PROPDMGDol = mapvalues(sub$PROPDMGEXP,
from=c("K","M", "B","m","5","6","4","2","3","h","7","H","1","8","0"),
#to=c(1e3,1e6,1e9,1e6, 1e5,1e6,1e4,1e2,1e3,1e2,1e7,1e2, 1e1,1e8,0e0))
to=c(1e3,1e6,1e9,1e6, 1e1,1e1,1e1,1e1,1e1,1e2,1e1,1e2, 1e1,1e1,0e0))

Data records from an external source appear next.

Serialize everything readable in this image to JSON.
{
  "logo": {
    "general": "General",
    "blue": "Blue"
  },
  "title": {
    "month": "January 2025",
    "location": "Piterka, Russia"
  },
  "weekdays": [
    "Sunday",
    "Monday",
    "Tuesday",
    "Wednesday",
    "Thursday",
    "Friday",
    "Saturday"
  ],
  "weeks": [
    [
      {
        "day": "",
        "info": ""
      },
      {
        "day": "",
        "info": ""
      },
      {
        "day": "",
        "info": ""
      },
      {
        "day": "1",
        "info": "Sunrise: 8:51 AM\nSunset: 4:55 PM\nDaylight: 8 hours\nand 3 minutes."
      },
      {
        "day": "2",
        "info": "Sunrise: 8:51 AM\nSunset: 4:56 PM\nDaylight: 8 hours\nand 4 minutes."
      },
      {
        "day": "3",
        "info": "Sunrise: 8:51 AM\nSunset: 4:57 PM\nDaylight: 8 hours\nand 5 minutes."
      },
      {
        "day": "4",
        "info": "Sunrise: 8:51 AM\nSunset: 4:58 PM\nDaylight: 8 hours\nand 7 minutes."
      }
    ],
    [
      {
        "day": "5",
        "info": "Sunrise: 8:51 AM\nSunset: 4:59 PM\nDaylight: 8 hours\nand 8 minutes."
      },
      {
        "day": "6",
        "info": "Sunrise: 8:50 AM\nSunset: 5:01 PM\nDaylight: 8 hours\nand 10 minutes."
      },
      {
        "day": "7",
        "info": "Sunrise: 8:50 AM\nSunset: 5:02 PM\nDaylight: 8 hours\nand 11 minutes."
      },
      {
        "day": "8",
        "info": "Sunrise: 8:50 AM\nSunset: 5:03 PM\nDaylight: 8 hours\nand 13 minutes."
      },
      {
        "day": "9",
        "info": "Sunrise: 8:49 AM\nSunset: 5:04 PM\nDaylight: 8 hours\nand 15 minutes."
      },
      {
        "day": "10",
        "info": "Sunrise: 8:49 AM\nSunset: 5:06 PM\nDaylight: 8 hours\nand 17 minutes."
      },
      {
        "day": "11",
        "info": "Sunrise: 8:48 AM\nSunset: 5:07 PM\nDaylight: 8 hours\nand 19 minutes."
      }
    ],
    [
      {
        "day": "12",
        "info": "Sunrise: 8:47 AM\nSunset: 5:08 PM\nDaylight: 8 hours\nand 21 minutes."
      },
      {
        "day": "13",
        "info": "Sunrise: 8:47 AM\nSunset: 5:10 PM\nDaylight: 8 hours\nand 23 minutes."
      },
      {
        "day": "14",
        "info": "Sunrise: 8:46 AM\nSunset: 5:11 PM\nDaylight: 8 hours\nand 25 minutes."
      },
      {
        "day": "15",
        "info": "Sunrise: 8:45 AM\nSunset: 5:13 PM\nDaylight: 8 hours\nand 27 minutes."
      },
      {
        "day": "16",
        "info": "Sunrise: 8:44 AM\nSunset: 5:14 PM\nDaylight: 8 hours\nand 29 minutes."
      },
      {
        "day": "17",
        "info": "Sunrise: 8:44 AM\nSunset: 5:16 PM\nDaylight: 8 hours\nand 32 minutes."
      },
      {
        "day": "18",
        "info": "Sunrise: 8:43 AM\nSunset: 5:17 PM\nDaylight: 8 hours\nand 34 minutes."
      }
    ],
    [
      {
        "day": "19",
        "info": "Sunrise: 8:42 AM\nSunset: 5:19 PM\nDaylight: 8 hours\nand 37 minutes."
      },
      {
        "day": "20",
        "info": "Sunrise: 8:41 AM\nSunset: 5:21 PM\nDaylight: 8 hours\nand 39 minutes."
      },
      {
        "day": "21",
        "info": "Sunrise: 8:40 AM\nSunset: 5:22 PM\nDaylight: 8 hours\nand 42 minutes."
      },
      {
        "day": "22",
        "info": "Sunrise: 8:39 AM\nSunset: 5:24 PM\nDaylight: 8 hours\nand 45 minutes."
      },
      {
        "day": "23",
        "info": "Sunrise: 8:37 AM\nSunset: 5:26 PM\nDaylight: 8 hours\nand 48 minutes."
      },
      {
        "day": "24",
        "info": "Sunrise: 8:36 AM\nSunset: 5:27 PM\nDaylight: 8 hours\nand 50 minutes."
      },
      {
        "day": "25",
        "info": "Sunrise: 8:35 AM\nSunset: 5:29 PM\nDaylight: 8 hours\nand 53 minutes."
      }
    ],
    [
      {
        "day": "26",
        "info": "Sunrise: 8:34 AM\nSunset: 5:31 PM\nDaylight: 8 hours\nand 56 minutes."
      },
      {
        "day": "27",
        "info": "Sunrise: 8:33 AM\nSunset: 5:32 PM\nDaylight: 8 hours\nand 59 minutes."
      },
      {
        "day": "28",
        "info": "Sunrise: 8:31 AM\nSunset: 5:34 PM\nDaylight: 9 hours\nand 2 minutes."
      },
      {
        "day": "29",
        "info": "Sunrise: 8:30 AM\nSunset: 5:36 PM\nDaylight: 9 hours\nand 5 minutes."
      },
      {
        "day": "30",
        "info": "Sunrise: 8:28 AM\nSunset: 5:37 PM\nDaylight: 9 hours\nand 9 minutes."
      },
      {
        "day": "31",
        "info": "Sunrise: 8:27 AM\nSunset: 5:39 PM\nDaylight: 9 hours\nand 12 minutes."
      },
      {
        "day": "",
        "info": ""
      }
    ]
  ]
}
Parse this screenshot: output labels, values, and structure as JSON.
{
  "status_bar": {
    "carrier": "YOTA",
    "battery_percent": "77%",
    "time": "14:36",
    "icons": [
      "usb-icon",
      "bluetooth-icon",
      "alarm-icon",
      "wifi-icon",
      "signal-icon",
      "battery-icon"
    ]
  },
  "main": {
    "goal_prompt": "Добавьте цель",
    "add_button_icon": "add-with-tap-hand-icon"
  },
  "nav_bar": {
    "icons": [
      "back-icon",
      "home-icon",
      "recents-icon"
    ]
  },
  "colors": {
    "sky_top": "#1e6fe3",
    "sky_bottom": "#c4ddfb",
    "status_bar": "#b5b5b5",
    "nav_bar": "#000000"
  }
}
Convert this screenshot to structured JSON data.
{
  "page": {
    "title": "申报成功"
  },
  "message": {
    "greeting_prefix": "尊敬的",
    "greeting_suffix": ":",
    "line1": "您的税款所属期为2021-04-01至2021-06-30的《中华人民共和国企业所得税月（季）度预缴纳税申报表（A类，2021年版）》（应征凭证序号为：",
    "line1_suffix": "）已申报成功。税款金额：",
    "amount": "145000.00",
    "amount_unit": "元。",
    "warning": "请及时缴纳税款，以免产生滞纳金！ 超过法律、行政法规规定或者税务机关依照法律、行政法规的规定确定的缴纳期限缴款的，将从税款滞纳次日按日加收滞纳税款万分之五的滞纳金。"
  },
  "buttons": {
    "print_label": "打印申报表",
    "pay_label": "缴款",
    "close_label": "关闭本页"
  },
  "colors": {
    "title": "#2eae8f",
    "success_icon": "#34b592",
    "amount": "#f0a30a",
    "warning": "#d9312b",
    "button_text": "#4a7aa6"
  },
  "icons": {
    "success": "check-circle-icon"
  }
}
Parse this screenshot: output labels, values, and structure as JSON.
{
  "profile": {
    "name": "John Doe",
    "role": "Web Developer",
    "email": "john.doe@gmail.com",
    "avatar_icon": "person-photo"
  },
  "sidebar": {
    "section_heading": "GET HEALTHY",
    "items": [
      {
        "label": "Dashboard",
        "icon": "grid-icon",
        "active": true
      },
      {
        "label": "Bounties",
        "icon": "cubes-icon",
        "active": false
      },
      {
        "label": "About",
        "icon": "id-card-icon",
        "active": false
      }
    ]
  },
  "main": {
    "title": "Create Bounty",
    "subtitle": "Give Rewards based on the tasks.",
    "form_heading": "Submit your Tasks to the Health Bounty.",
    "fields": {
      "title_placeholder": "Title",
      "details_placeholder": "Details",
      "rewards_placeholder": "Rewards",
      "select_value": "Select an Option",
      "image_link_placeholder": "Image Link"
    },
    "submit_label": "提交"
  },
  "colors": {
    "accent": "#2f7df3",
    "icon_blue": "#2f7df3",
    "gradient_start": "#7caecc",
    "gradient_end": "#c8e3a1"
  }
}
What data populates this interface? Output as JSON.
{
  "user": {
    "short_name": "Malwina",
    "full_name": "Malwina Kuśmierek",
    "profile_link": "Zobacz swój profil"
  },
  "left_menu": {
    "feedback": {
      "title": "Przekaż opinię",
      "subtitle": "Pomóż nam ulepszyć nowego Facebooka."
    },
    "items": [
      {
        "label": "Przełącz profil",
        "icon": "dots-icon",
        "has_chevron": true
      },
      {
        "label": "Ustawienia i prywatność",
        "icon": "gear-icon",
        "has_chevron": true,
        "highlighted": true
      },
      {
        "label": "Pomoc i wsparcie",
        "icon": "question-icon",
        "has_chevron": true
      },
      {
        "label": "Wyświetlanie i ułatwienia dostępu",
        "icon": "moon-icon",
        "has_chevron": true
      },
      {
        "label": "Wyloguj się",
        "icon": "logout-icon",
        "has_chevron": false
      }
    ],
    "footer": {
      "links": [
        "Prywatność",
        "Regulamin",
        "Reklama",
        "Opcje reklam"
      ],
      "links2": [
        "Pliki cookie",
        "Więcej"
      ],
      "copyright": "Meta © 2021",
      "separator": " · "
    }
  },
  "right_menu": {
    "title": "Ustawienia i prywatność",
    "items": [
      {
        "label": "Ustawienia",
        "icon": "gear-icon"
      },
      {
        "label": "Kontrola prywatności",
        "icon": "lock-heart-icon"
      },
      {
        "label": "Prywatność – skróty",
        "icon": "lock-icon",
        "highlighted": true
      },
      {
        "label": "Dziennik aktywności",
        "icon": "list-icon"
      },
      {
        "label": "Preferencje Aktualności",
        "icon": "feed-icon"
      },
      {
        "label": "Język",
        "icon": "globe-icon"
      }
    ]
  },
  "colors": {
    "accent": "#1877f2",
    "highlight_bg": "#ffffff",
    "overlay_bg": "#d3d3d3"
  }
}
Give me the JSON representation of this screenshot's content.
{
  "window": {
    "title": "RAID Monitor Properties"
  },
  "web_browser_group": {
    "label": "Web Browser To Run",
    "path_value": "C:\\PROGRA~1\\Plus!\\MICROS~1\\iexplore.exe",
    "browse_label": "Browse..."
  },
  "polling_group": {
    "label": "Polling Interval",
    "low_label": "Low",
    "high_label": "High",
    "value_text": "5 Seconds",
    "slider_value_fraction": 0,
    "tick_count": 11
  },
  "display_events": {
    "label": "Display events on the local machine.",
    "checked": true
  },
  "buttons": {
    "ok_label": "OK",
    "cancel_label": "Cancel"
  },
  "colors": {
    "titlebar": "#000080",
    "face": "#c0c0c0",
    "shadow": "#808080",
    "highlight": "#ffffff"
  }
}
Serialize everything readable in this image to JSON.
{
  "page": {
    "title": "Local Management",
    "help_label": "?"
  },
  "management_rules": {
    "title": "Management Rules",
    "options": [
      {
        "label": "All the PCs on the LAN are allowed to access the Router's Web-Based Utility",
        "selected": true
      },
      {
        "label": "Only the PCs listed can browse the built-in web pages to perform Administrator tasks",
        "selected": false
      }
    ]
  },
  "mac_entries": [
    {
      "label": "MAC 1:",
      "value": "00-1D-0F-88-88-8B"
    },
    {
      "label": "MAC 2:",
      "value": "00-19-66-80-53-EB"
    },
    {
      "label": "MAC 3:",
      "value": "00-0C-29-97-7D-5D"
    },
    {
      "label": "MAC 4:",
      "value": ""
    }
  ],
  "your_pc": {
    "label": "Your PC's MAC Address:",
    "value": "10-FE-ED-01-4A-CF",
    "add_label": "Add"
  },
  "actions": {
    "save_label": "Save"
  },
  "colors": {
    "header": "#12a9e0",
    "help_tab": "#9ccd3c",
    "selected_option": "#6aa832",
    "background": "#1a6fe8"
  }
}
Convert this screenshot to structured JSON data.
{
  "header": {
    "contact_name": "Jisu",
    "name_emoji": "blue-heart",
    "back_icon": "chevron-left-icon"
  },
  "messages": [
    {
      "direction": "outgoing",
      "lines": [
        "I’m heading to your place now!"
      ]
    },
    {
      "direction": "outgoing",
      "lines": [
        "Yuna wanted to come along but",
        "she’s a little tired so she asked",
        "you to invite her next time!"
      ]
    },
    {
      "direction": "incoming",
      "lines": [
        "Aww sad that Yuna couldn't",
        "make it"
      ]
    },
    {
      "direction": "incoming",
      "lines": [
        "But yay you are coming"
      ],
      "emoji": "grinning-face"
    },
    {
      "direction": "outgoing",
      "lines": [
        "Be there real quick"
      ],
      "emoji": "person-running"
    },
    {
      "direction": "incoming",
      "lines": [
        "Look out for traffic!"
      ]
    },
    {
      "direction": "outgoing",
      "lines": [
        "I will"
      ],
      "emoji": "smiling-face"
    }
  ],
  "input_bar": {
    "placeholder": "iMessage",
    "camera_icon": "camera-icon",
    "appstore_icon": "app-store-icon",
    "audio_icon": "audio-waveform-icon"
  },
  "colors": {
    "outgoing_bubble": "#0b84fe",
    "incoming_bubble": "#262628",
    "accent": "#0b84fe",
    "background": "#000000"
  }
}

#Create new columns with exact amounts for property and corp damage
sub$PROP=as.numeric(as.vector(PROPDMGDol))*sub$PROPDMG
sub$CROP=as.numeric(as.vector(CROPDMGDol))*sub$CROPDMG
#Group data by variable “EVTYPE” and calculate economic consequences.
sub=summaryBy(CROP + PROP ~ EVTYPE, data=sub, FUN=sum)
# Order the number of PROP.sum + CROP.sum by function arrange, using decending method
sub <- arrange(sub, desc(PROP.sum + CROP.sum))
#top 10 events which have the greatest economic consequences
sub=sub[1:10,]
sub
## EVTYPE CROP.sum PROP.sum
## 1 FLOOD 5661968450 144657709800
## 2 HURRICANE/TYPHOON 2607872800 69305840000
## 3 TORNADO 414953110 56937161502
## 4 STORM SURGE 5000 43323536000
## 5 HAIL 3025954450 15732267520
## 6 FLASH FLOOD 1421317100 16140812396
## 7 DROUGHT 13972566000 1046106000
## 8 HURRICANE 2741910000 11868319010
## 9 RIVER FLOOD 5029459000 5118945500
## 10 ICE STORM 5022113500 3944927810
Draw barplots
barplot(sub$PROP.sum,
names.arg = sub$EVTYPE,
main = "Property and crop damage",
ylab = "Value of economic damages",
cex.axis = 0.7,cex.names = 0.7,
las = 2, col="red")
barplot(sub$CROP.sum,
cex.axis = 0.7,cex.names = 0.7,
las = 2,col="blue",add=T)
par(mfrow = c(1, 2))
barplot(sub$CROP.sum,
names.arg = sub$EVTYPE,
main = "Crop damage",
ylab = "crop",
cex.axis = 0.7, col="blue",
cex.names = 0.7, las = 2)
barplot(sub$PROP.sum, names.arg = sub$EVTYPE,
main = "Property damage",
ylab = "property",
cex.axis = 0.7, col="red",
cex.names = 0.7, las = 2)
1.Type of event “TORNADO” is most harmful with respect to population health.
2.Type of event “FLOOD” has the greatest economic consequences.